The story of Achan’s sin in Joshua 7 is one of those Bible stories that makes us squirm. Yes, Achan sinned. But in our modern western eyes the consequences don’t seem to fit the crime. We forget that sin is costly.
Achan forgot that too.
From the beginning, we as readers know more than the characters in the story do. It’s like those moments in movies when you find yourself yelling at the hero not to turn on the car because you know there’s a bomb under the hood. The narrator drops a bomb right there in Joshua 7:1. “But the Israelites were unfaithful in regard to the devoted things; Achan, son of Karmi, the son of Zimri,the son of Zerah, of the tribe of Judah, took some of them. So the Lord’s anger burned against Israel.”

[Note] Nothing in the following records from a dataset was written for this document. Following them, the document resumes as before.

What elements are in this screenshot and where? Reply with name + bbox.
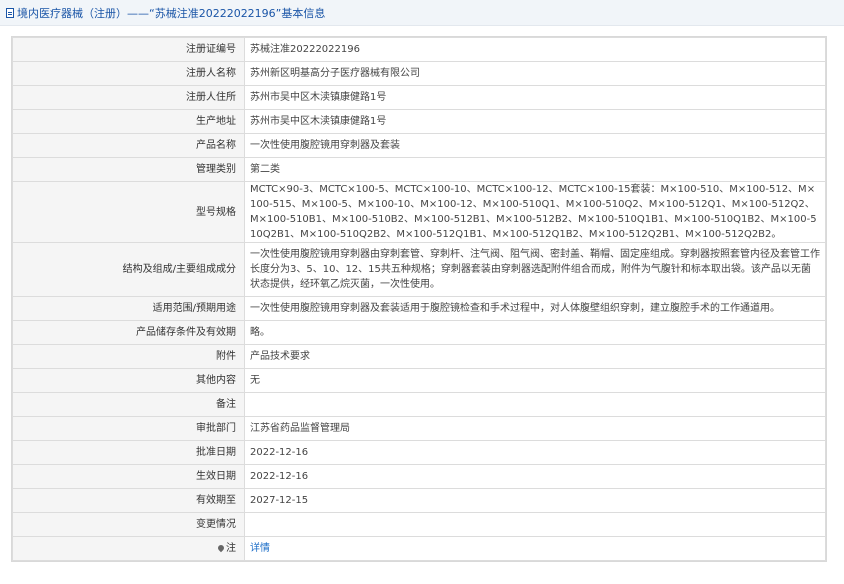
page-title: 境内医疗器械（注册）——“苏械注准20222022196”基本信息 <box>17 6 326 20</box>
row-value: 苏州新区明基高分子医疗器械有限公司 <box>244 61 826 86</box>
table-row: 有效期至 2027-12-15 <box>12 488 826 513</box>
row-value: 略。 <box>244 320 826 345</box>
table-row: 生产地址 苏州市吴中区木渎镇康健路1号 <box>12 109 826 134</box>
row-value: 一次性使用腹腔镜用穿刺器及套装适用于腹腔镜检查和手术过程中，对人体腹壁组织穿刺，… <box>244 296 826 321</box>
row-label: 注册证编号 <box>12 37 245 62</box>
table-row: 注册证编号 苏械注准20222022196 <box>12 37 826 62</box>
row-label: 变更情况 <box>12 512 245 537</box>
info-table: 注册证编号 苏械注准20222022196 注册人名称 苏州新区明基高分子医疗器械有… <box>12 37 826 561</box>
row-value: 2022-12-16 <box>244 440 826 465</box>
table-row: 型号规格 MCTC×90-3、MCTC×100-5、MCTC×100-10、MCT… <box>12 181 826 243</box>
note-value-cell: 详情 <box>244 536 826 561</box>
page-header: 境内医疗器械（注册）——“苏械注准20222022196”基本信息 <box>0 0 844 26</box>
row-label: 有效期至 <box>12 488 245 513</box>
row-value: 2027-12-15 <box>244 488 826 513</box>
row-value: MCTC×90-3、MCTC×100-5、MCTC×100-10、MCTC×10… <box>244 181 826 243</box>
row-label: 审批部门 <box>12 416 245 441</box>
row-label: 备注 <box>12 392 245 417</box>
row-label: 适用范围/预期用途 <box>12 296 245 321</box>
row-value <box>244 392 826 417</box>
row-label: 批准日期 <box>12 440 245 465</box>
note-row: 注 详情 <box>12 536 826 561</box>
table-row: 备注 <box>12 392 826 417</box>
row-value: 苏州市吴中区木渎镇康健路1号 <box>244 85 826 110</box>
table-row: 产品储存条件及有效期 略。 <box>12 320 826 345</box>
row-label: 生产地址 <box>12 109 245 134</box>
row-value: 第二类 <box>244 157 826 182</box>
row-value: 一次性使用腹腔镜用穿刺器及套装 <box>244 133 826 158</box>
row-label: 产品储存条件及有效期 <box>12 320 245 345</box>
row-label: 注册人名称 <box>12 61 245 86</box>
pin-icon <box>216 543 226 553</box>
row-label: 附件 <box>12 344 245 369</box>
row-value: 一次性使用腹腔镜用穿刺器由穿刺套管、穿刺杆、注气阀、阻气阀、密封盖、鞘帽、固定座… <box>244 242 826 297</box>
table-row: 适用范围/预期用途 一次性使用腹腔镜用穿刺器及套装适用于腹腔镜检查和手术过程中，对… <box>12 296 826 321</box>
info-panel: 注册证编号 苏械注准20222022196 注册人名称 苏州新区明基高分子医疗器械有… <box>11 36 827 562</box>
table-row: 批准日期 2022-12-16 <box>12 440 826 465</box>
row-label: 管理类别 <box>12 157 245 182</box>
table-row: 结构及组成/主要组成成分 一次性使用腹腔镜用穿刺器由穿刺套管、穿刺杆、注气阀、阻气… <box>12 242 826 297</box>
table-row: 附件 产品技术要求 <box>12 344 826 369</box>
row-label: 其他内容 <box>12 368 245 393</box>
details-link[interactable]: 详情 <box>250 543 270 554</box>
row-label: 型号规格 <box>12 181 245 243</box>
table-row: 审批部门 江苏省药品监督管理局 <box>12 416 826 441</box>
row-label: 生效日期 <box>12 464 245 489</box>
table-row: 其他内容无 <box>12 368 826 393</box>
row-label: 结构及组成/主要组成成分 <box>12 242 245 297</box>
table-row: 注册人名称 苏州新区明基高分子医疗器械有限公司 <box>12 61 826 86</box>
table-row: 变更情况 <box>12 512 826 537</box>
row-value <box>244 512 826 537</box>
table-row: 注册人住所 苏州市吴中区木渎镇康健路1号 <box>12 85 826 110</box>
table-row: 产品名称 一次性使用腹腔镜用穿刺器及套装 <box>12 133 826 158</box>
note-label-cell: 注 <box>12 536 245 561</box>
table-row: 生效日期 2022-12-16 <box>12 464 826 489</box>
note-label: 注 <box>226 543 236 554</box>
row-value: 产品技术要求 <box>244 344 826 369</box>
row-label: 产品名称 <box>12 133 245 158</box>
row-label: 注册人住所 <box>12 85 245 110</box>
table-row: 管理类别 第二类 <box>12 157 826 182</box>
row-value: 苏州市吴中区木渎镇康健路1号 <box>244 109 826 134</box>
row-value: 江苏省药品监督管理局 <box>244 416 826 441</box>
document-icon <box>6 7 14 18</box>
row-value: 无 <box>244 368 826 393</box>
row-value: 2022-12-16 <box>244 464 826 489</box>
row-value: 苏械注准20222022196 <box>244 37 826 62</box>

Israel is getting ready to go into battle against Ai. Compared to Jericho, Ai looks like a cakewalk. Joshua doesn’t even send the whole army up to Ai–only about 3000 men. But what we know that Joshua and the army don’t is that God is angry with Israel and has withdrawn his favor from them because of Achan’s sin. God’s presence and power do not go with Israel into battle, and the Israelite army is routed. 36 soldiers are killed, and the rest flee. Joshua and the elders of Israel fall on their faces before the Lord, and God reveals to Joshua what we already know: there is sin in the camp.
A process of casting lots reveals Achan as the guilty one. During the battle of Jericho, God had commanded that all the wealth of the city be dedicated to the Lord–a kind of first fruits offering of the plunder of the land. Achan knew this, but he saw in the city some beautiful things. A beautiful robe. 200 shekels of silver. A bar of gold. He saw. He wanted. He took. Achan hid the objects in his tent and lied to cover up his sin. Achan deliberately and deceitfully took what God had claimed for his own. Achan sinned, and he paid the price. So did his family. Achan, his family, and all his possessions were stoned and then burned with fire. It is a terrible, tragic scene.

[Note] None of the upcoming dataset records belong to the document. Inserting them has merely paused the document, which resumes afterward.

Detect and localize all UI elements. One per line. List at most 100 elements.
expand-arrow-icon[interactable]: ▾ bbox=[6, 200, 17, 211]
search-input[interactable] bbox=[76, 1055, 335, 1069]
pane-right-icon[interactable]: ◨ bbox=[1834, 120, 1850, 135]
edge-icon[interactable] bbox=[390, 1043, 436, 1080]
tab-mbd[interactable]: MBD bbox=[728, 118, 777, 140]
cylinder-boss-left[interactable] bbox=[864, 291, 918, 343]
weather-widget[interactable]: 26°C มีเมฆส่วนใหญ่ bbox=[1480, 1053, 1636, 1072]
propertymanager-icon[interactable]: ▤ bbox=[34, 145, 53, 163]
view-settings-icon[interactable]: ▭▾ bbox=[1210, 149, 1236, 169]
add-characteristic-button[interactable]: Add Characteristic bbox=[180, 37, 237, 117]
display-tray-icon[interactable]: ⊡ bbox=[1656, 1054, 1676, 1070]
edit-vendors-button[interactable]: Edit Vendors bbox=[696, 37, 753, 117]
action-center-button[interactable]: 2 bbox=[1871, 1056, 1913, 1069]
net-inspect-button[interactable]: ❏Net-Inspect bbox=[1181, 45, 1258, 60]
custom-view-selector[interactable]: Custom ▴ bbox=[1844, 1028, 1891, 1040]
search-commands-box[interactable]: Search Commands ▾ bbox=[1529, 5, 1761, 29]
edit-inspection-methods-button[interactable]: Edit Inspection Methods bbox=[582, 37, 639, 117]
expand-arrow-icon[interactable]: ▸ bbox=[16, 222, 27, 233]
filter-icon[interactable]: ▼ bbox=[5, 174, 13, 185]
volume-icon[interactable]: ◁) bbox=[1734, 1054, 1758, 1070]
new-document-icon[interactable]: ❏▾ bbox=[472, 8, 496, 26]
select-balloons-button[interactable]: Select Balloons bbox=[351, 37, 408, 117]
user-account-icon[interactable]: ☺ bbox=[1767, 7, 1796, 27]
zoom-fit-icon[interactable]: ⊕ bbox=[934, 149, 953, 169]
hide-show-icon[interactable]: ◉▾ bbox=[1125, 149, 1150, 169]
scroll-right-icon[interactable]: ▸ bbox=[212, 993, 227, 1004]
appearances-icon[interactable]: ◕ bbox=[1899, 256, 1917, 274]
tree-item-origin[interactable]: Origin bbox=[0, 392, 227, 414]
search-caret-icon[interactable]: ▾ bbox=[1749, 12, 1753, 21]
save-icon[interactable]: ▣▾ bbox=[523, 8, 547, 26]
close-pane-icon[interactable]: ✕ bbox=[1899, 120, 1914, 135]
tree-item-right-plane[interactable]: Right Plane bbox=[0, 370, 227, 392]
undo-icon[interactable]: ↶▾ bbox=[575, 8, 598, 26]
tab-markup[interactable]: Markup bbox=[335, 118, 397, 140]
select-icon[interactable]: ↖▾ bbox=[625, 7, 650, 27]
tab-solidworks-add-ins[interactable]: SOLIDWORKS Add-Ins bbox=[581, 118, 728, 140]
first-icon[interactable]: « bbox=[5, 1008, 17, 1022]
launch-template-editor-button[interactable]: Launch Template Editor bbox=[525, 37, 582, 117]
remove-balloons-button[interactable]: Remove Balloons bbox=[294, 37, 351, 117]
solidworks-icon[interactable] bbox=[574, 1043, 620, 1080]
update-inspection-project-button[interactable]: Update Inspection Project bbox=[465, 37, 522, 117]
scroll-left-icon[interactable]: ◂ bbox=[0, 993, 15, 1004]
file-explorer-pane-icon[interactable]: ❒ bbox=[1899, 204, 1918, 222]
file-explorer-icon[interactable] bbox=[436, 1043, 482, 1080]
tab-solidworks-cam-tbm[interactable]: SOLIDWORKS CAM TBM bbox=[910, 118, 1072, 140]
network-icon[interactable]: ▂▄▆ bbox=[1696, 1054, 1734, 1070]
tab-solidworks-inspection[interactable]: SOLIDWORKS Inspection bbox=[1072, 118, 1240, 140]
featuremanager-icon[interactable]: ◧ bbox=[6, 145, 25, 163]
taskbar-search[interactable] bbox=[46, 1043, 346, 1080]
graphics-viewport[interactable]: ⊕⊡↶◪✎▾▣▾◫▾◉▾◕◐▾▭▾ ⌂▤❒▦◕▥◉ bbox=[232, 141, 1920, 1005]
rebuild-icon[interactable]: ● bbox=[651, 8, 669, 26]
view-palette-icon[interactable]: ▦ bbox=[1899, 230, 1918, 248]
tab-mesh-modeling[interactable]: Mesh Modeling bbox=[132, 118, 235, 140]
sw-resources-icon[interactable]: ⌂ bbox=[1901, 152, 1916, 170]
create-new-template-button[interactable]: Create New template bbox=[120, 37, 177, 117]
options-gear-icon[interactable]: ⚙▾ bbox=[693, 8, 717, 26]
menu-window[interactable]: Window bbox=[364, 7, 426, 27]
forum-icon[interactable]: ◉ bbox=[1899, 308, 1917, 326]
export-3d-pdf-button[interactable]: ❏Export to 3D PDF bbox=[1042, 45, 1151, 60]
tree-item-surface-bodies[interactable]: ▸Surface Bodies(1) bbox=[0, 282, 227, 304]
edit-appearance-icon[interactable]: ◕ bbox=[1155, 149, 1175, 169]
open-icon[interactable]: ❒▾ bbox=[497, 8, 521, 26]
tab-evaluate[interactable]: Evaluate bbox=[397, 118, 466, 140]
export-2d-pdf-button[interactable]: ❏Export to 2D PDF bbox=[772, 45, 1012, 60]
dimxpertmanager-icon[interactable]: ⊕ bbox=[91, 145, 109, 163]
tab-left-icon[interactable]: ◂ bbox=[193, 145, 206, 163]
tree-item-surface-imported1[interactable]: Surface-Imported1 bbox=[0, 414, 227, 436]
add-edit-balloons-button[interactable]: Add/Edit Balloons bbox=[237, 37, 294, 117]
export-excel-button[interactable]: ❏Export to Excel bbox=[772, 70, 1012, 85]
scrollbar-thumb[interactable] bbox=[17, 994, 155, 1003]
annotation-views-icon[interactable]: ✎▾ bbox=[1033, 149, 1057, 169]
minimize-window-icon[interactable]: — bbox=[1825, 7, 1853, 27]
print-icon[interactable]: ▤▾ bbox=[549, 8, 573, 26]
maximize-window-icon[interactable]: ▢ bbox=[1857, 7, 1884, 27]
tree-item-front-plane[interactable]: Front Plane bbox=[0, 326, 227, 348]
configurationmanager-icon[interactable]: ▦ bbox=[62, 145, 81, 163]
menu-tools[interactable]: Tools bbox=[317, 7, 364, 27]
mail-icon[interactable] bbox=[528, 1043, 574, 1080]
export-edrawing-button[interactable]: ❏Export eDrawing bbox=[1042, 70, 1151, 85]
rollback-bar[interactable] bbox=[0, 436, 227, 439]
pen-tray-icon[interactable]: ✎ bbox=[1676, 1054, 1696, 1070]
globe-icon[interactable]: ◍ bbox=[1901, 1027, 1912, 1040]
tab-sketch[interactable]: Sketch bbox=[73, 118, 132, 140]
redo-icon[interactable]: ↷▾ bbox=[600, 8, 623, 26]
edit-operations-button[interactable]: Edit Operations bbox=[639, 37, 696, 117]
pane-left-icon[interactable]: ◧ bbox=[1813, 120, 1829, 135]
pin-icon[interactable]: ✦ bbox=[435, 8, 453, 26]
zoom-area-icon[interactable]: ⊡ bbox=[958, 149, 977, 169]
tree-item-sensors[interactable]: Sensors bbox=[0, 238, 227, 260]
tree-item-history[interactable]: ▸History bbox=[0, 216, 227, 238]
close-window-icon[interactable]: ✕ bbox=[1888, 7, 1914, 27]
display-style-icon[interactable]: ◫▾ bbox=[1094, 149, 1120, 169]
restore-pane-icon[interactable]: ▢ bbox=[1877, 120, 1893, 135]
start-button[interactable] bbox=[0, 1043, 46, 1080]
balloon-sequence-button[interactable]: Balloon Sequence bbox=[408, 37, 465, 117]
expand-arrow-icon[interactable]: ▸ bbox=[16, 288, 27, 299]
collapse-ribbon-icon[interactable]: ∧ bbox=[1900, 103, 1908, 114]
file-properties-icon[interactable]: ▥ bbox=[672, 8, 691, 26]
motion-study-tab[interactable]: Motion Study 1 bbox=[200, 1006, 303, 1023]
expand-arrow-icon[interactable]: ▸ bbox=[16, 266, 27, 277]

We struggle with that ending because it seems unfair to us. Achan sinned, but did his family have to pay the price? It feels wrong to us because we so strongly value individual responsibility and autonomy. The Hebrew culture had a more corporate, community-based understanding of sin and responsibility. In their worldview, Achan’s sin was shared by his family. His sin affected his family. It affected his nation. It affected the families of the 36 men who died in battle. The wages of sin is death, and Achan received what he had earned.

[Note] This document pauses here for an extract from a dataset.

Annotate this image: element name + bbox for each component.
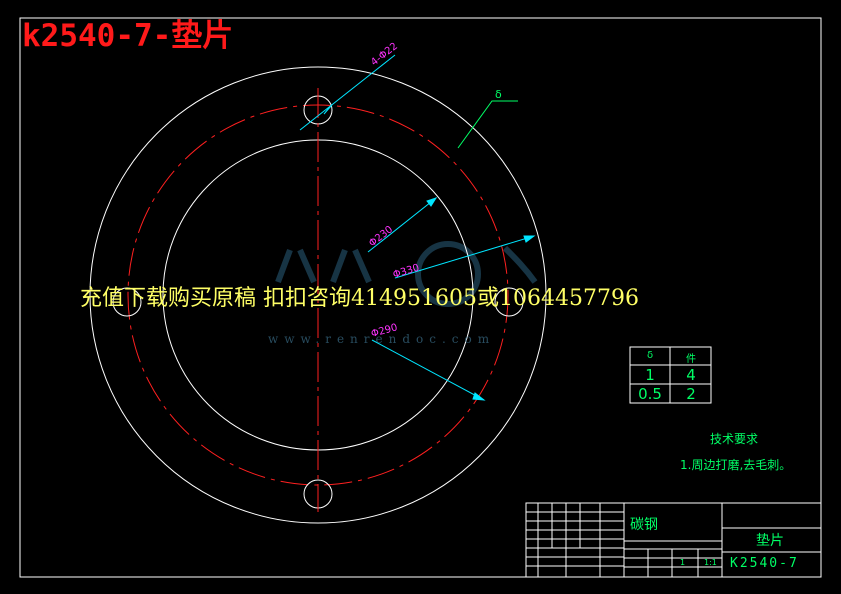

Thankfully, we live on this side of the cross. In his death, Jesus paid the price for our sin. But we should take note of Achan’s story and remember: sin always has a cost.
We know sin costs us, but our sin costs those around us as well. Like ripples spreading from a stone cast into a pond, our sin affects everyone it touches. When a husband commits adultery, it costs his wife suffering and anguish. When a pastor falls, it costs his congregation a measure of their faith and trust. When I’m irritable and short-tempered, my children pay the price. When we tolerate sin in our lives instead of pursuing holiness, it costs our congregations a measure of God’s presence and power when we gather in worship. That’s why God calls his people to revival. Sin is costly and when we sin we are not the only ones who pay.
The good news is that God is gracious. The valley where Achan was stoned became known as the “Valley of Achor,” the “Valley of Trouble.” In Hosea, God promises his people that he will turn the “valley of Achor into a door of hope” (Hosea 2:15). We know the trouble and the terrible price of sin. But God has graciously given us a solution: confess, repent, and cast ourselves on Jesus. The cross transforms our valleys of trouble into doors of hope. It is in those broken places the power of God’s redemptive love flows through.
Maybe you’ve stood like Achan and watched as the ripples of your sin went farther than you’d ever dreamed. Your sin has cost you. It’s cost your family. Maybe it’s even cost your community. Know that there is hope. Confess. Repent. Return. Jesus stands waiting for you. Let him be your door of hope.